There are many other ways in which further research might shed light on taste perception, such as ways in which medicines can be made more palatable by suppressing bitter compounds, or ways in which foods can be customized for specific populations based on known sweet taste preferences. Taste perception is not constant across gender, race and age populations, or even necessarily within common genetic origins. Reed and her colleagues address many of these issues in an article entitled “Diverse Tastes: Genetics of Sweet and Bitter Perception,” (Physiological Behavior, 2006, June 30; 88(3): 215-226). For instance, how might DNA variance in taste receptors affect sensitivity to taste perception? Another area of interest, as described by Reed, et al., is the effect of the concentration of the hormone leptin on human physiological and behavioral responses to sweets, since there is evidence that these responses are suppressed in studies conducted with rodents. 

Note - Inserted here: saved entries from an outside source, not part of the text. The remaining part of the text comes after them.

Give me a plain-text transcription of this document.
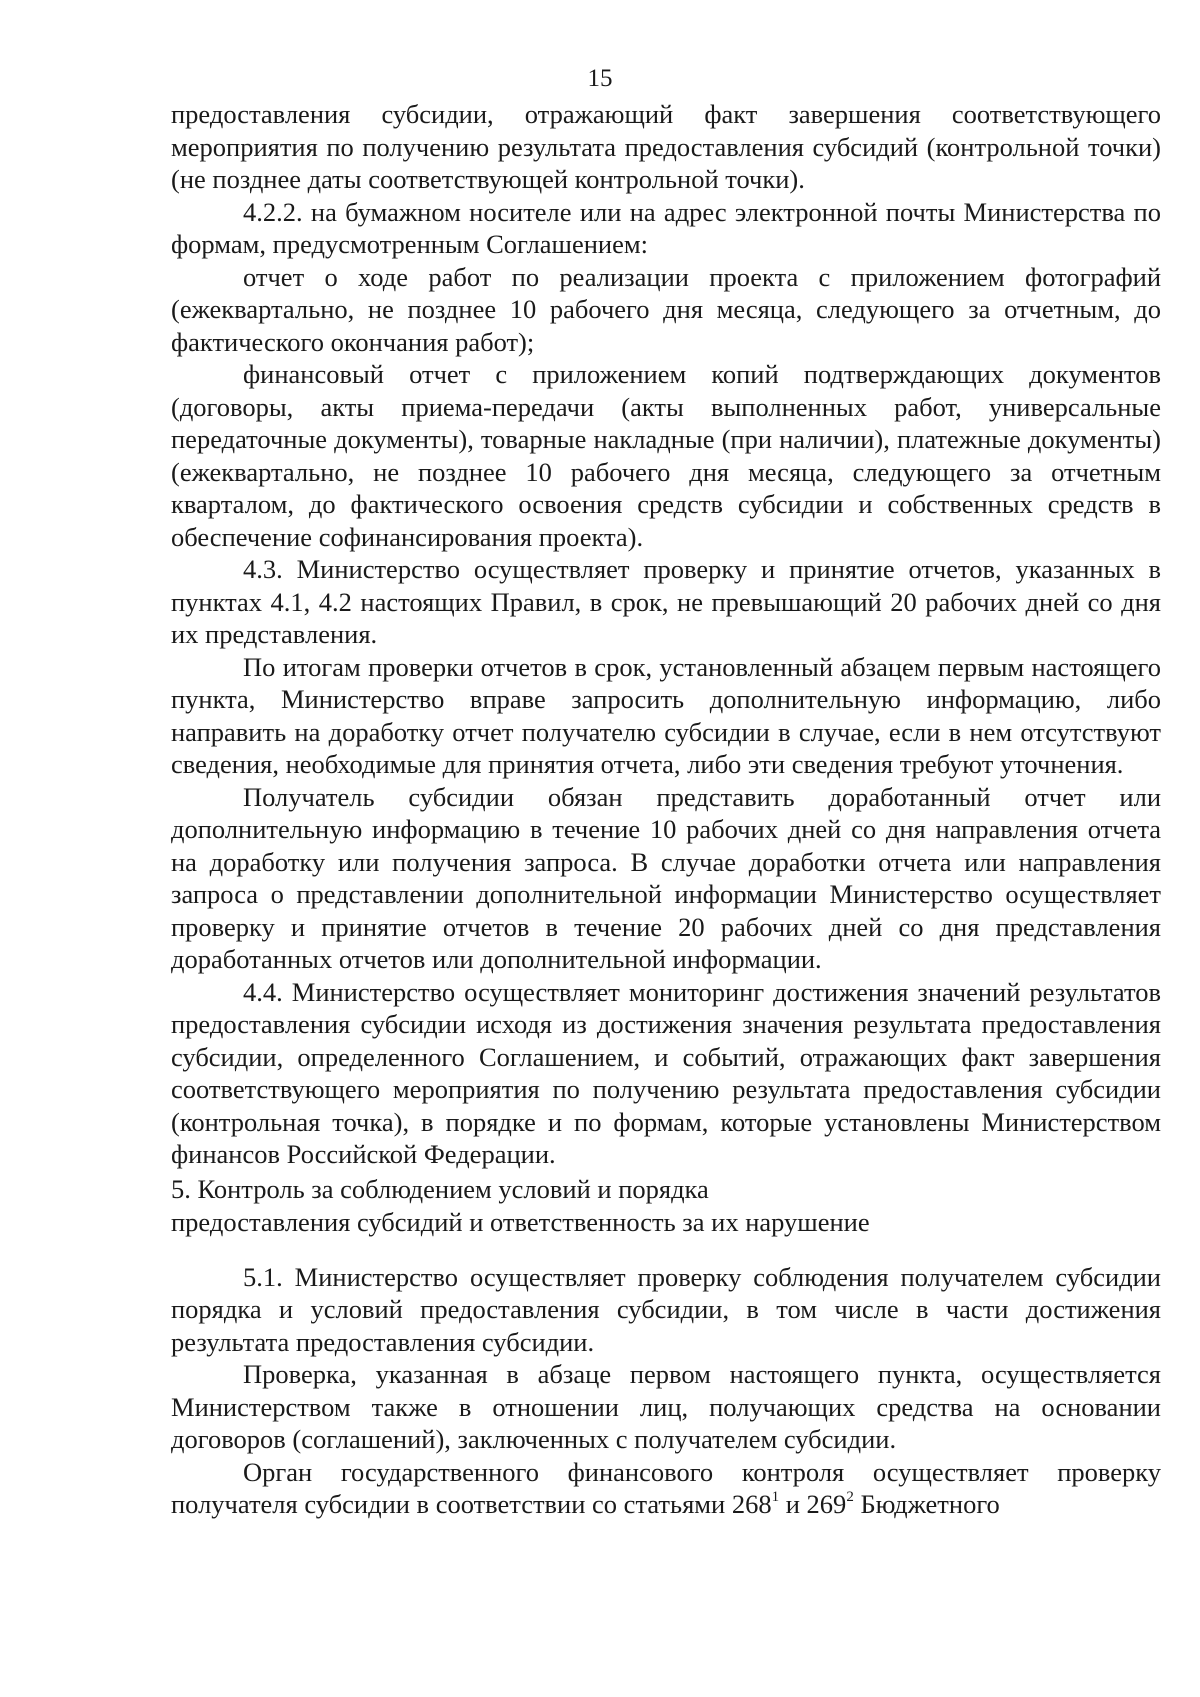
15

предоставления субсидии, отражающий факт завершения соответствующего мероприятия по получению результата предоставления субсидий (контрольной точки) (не позднее даты соответствующей контрольной точки).

4.2.2. на бумажном носителе или на адрес электронной почты Министерства по формам, предусмотренным Соглашением:

отчет о ходе работ по реализации проекта с приложением фотографий (ежеквартально, не позднее 10 рабочего дня месяца, следующего за отчетным, до фактического окончания работ);

финансовый отчет с приложением копий подтверждающих документов (договоры, акты приема-передачи (акты выполненных работ, универсальные передаточные документы), товарные накладные (при наличии), платежные документы) (ежеквартально, не позднее 10 рабочего дня месяца, следующего за отчетным кварталом, до фактического освоения средств субсидии и собственных средств в обеспечение софинансирования проекта).

4.3. Министерство осуществляет проверку и принятие отчетов, указанных в пунктах 4.1, 4.2 настоящих Правил, в срок, не превышающий 20 рабочих дней со дня их представления.

По итогам проверки отчетов в срок, установленный абзацем первым настоящего пункта, Министерство вправе запросить дополнительную информацию, либо направить на доработку отчет получателю субсидии в случае, если в нем отсутствуют сведения, необходимые для принятия отчета, либо эти сведения требуют уточнения.

Получатель субсидии обязан представить доработанный отчет или дополнительную информацию в течение 10 рабочих дней со дня направления отчета на доработку или получения запроса. В случае доработки отчета или направления запроса о представлении дополнительной информации Министерство осуществляет проверку и принятие отчетов в течение 20 рабочих дней со дня представления доработанных отчетов или дополнительной информации.

4.4. Министерство осуществляет мониторинг достижения значений результатов предоставления субсидии исходя из достижения значения результата предоставления субсидии, определенного Соглашением, и событий, отражающих факт завершения соответствующего мероприятия по получению результата предоставления субсидии (контрольная точка), в порядке и по формам, которые установлены Министерством финансов Российской Федерации.

5. Контроль за соблюдением условий и порядка

предоставления субсидий и ответственность за их нарушение

5.1. Министерство осуществляет проверку соблюдения получателем субсидии порядка и условий предоставления субсидии, в том числе в части достижения результата предоставления субсидии.

Проверка, указанная в абзаце первом настоящего пункта, осуществляется Министерством также в отношении лиц, получающих средства на основании договоров (соглашений), заключенных с получателем субсидии.

Орган государственного финансового контроля осуществляет проверку получателя субсидии в соответствии со статьями $268^1$ и $269^2$ Бюджетного
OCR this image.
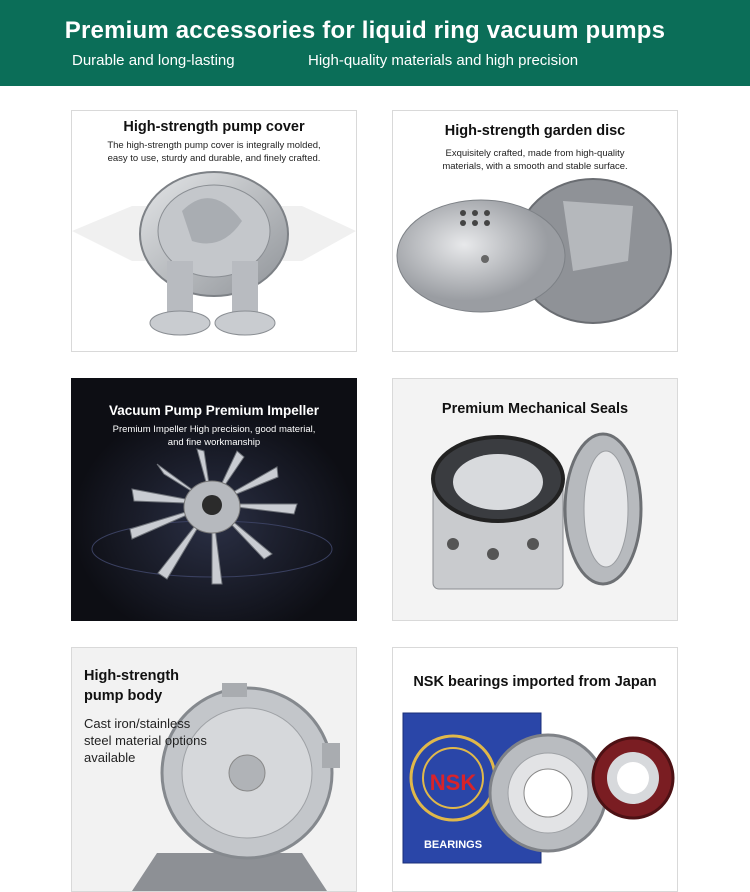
Premium accessories for liquid ring vacuum pumps
Durable and long-lasting	High-quality materials and high precision
High-strength pump cover
The high-strength pump cover is integrally molded,
easy to use, sturdy and durable, and finely crafted.
High-strength garden disc
Exquisitely crafted, made from high-quality
materials, with a smooth and stable surface.
Vacuum Pump Premium Impeller
Premium Impeller High precision, good material,
and fine workmanship
Premium Mechanical Seals
High-strength
pump body
Cast iron/stainless
steel material options
available
NSK
BEARINGS
NSK bearings imported from Japan
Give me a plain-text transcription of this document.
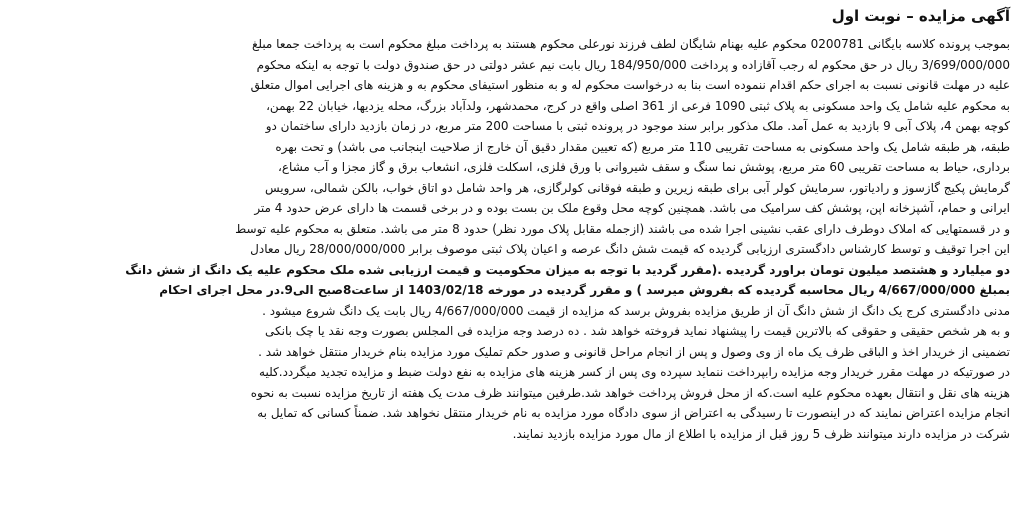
آگهی مزایده – نوبت اول
بموجب پرونده کلاسه بایگانی 0200781 محکوم علیه بهنام شایگان لطف فرزند نورعلی محکوم هستند به پرداخت مبلغ محکوم است به پرداخت جمعا مبلغ
3/699/000/000 ریال در حق محکوم له رجب آقازاده و پرداخت 184/950/000 ریال بابت نیم عشر دولتی در حق صندوق دولت با توجه به اینکه محکوم
علیه در مهلت قانونی نسبت به اجرای حکم اقدام ننموده است بنا به درخواست محکوم له و به منظور استیفای محکوم به و هزینه های اجرایی اموال متعلق
به محکوم علیه شامل یک واحد مسکونی به پلاک ثبتی 1090 فرعی از 361 اصلی واقع در کرج، محمدشهر، ولدآباد بزرگ، محله یزدیها، خیابان 22 بهمن،
کوچه بهمن 4، پلاک آبی 9 بازدید به عمل آمد. ملک مذکور برابر سند موجود در پرونده ثبتی با مساحت 200 متر مربع، در زمان بازدید دارای ساختمان دو
طبقه، هر طبقه شامل یک واحد مسکونی به مساحت تقریبی 110 متر مربع (که تعیین مقدار دقیق آن خارج از صلاحیت اینجانب می باشد) و تحت بهره
برداری، حیاط به مساحت تقریبی 60 متر مربع، پوشش نما سنگ و سقف شیروانی با ورق فلزی، اسکلت فلزی، انشعاب برق و گاز مجزا و آب مشاع،
گرمایش پکیج گازسوز و رادیاتور، سرمایش کولر آبی برای طبقه زیرین و طبقه فوقانی کولرگازی، هر واحد شامل دو اتاق خواب، بالکن شمالی، سرویس
ایرانی و حمام، آشپزخانه اپن، پوشش کف سرامیک می باشد. همچنین کوچه محل وقوع ملک بن بست بوده و در برخی قسمت ها دارای عرض حدود 4 متر
و در قسمتهایی که املاک دوطرف دارای عقب نشینی اجرا شده می باشند (ازجمله مقابل پلاک مورد نظر) حدود 8 متر می باشد. متعلق به محکوم علیه توسط
این اجرا توقیف و توسط کارشناس دادگستری ارزیابی گردیده که قیمت شش دانگ عرصه و اعیان پلاک ثبتی موصوف برابر 28/000/000/000 ریال معادل
دو میلیارد و هشتصد میلیون تومان براورد گردیده .(مقرر گردید با توجه به میزان محکومیت و قیمت ارزیابی شده ملک محکوم علیه یک دانگ از شش دانگ
بمبلغ 4/667/000/000 ریال محاسبه گردیده که بفروش میرسد ) و مقرر گردیده در مورخه 1403/02/18 از ساعت8صبح الی9.در محل اجرای احکام
مدنی دادگستری کرج یک دانگ از شش دانگ آن از طریق مزایده بفروش برسد که مزایده از قیمت 4/667/000/000 ریال بابت یک دانگ شروع میشود .
و به هر شخص حقیقی و حقوقی که بالاترین قیمت را پیشنهاد نماید فروخته خواهد شد . ده درصد وجه مزایده فی المجلس بصورت وجه نقد یا چک بانکی
تضمینی از خریدار اخذ و الباقی ظرف یک ماه از وی وصول و پس از انجام مراحل قانونی و صدور حکم تملیک مورد مزایده بنام خریدار منتقل خواهد شد .
در صورتیکه در مهلت مقرر خریدار وجه مزایده رابپرداخت ننماید سپرده وی پس از کسر هزینه های مزایده به نفع دولت ضبط و مزایده تجدید میگردد.کلیه
هزینه های نقل و انتقال بعهده محکوم علیه است.که از محل فروش پرداخت خواهد شد.طرفین میتوانند ظرف مدت یک هفته از تاریخ مزایده نسبت به نحوه
انجام مزایده اعتراض نمایند که در اینصورت تا رسیدگی به اعتراض از سوی دادگاه مورد مزایده به نام خریدار منتقل نخواهد شد. ضمناً کسانی که تمایل به
شرکت در مزایده دارند میتوانند ظرف 5 روز قبل از مزایده با اطلاع از مال مورد مزایده بازدید نمایند.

The world of genetics has opened up a vast array of possibilities for future research in the area of taste perception. For instance, one flavor ingredients company recently received a patent (U.S. Patent #7,223,551) for assays that detect the specific binding of compounds to the T1R3 taste receptor. This patent provides the company with a method for identifying compounds that “modulate or elicit” sweet taste. Collaborations between food scientists, biologists, psychologists and the like surely will produce some phenomenal results over the decades to come.